The conversation also covers the use of UK subsidiaries, branches and employer of record arrangements, as well as payroll, PAYE, National Insurance and social security considerations for employees working across borders. Alex also explains why non-cash remuneration, share awards and deferred compensation can become particularly complicated when employees move between the US and the UK.

Come back for new episodes of US-UK Tax Talk released on the first Wednesday of every month.

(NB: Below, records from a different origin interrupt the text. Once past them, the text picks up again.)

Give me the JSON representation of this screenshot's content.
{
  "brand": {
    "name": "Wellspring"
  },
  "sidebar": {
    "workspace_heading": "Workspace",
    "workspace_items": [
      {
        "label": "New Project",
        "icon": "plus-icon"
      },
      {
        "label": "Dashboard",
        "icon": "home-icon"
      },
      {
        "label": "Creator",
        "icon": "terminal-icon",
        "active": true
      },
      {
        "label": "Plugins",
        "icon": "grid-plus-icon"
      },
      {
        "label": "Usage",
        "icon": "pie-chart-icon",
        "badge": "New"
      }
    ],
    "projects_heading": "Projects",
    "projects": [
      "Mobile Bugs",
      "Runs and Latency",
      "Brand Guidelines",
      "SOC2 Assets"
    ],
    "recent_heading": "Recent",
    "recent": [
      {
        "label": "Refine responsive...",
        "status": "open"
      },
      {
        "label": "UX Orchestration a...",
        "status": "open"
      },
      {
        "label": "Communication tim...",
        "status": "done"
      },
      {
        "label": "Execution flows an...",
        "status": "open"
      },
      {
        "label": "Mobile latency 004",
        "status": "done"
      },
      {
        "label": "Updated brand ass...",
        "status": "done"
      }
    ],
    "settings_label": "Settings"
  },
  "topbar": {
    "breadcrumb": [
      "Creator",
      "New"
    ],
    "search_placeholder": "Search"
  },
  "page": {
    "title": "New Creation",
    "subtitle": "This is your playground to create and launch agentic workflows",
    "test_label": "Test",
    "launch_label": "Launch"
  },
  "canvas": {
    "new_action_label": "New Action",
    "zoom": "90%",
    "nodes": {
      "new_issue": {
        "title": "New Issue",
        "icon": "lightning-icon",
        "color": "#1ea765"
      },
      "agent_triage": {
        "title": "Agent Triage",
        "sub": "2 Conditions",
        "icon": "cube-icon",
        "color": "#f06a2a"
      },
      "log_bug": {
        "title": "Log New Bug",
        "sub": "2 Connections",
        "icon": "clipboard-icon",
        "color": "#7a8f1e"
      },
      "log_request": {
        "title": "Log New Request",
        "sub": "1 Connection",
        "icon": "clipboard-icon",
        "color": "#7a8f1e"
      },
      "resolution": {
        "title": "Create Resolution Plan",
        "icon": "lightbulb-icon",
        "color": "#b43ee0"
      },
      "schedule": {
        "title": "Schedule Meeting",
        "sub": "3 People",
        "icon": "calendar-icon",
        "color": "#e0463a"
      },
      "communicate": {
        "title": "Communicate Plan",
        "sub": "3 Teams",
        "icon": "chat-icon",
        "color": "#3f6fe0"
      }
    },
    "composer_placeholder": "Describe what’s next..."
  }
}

For questions or feedback, please contact us:
πŸ”— Aidan Grant – Partner, Collyer Bristow
 https://collyerbristow.com/people-listing/aidan-grant/

πŸ”— Alex Straight – Partner, Blick Rothenberg
 https://www.blickrothenberg.com/

πŸ”— Collyer Bristow
 https://collyerbristow.com/

🎧 Listen on the go
 https://podcasts.apple.com/gb/podcast/us-uk-tax-talk/id1570411216

Key Takeaways

  • When should business owners start planning before moving to the UK?
    Ideally, planning should begin before the move takes place. Business owners need to understand not only their personal UK tax position, but also whether their activities could affect the tax residence, reporting obligations or structure of their business.
  • What is central management and control?
    Central management and control looks at where the real strategic decision-making of a company takes place. If a US company is effectively managed and controlled from the UK, HMRC may treat it as UK tax resident.
  • Why can central management and control be a problem?
    If a US company becomes UK tax resident, it may need to register in the UK, file accounts, disclose directors and beneficial owners, and potentially pay UK corporation tax. The US-UK tax treaty does not contain a simple corporate residence tie-breaker, which can create double tax risk.
  • What is a permanent establishment?
    A permanent establishment can arise where a non-UK company carries on substantive business activity in the UK. This may include generating revenue, concluding contracts or having a dependent agent operating in the UK on behalf of the business.
  • Why might a UK subsidiary be useful?
    A UK subsidiary can help ring-fence UK activity, manage local tax and reporting obligations, and limit the exposure of the wider US business. It can also provide a clearer structure for employees, customers, VAT, payroll and local compliance.
  • What employment issues arise when someone works in the UK for a US business?
    Even where there is no UK subsidiary, a US employer may still need to consider UK payroll, PAYE, National Insurance, pensions and HR obligations if an employee is working from the UK. Employer of record arrangements may sometimes be used to manage these obligations.
  • How can National Insurance and US Social Security interact?
    Employees working in the UK may be subject to UK National Insurance, although in some cases a certificate of coverage may allow them to remain within the US Social Security system for a period. This needs careful planning, especially for people moving later in their careers.
  • Why do share awards and deferred compensation create extra complexity?Non-cash remuneration such as stock awards, RSUs and deferred compensation can be taxed differently in the US and UK. The tax treatment may depend on where the employee was working during vesting periods, what elections were made, and how the employer reports the award.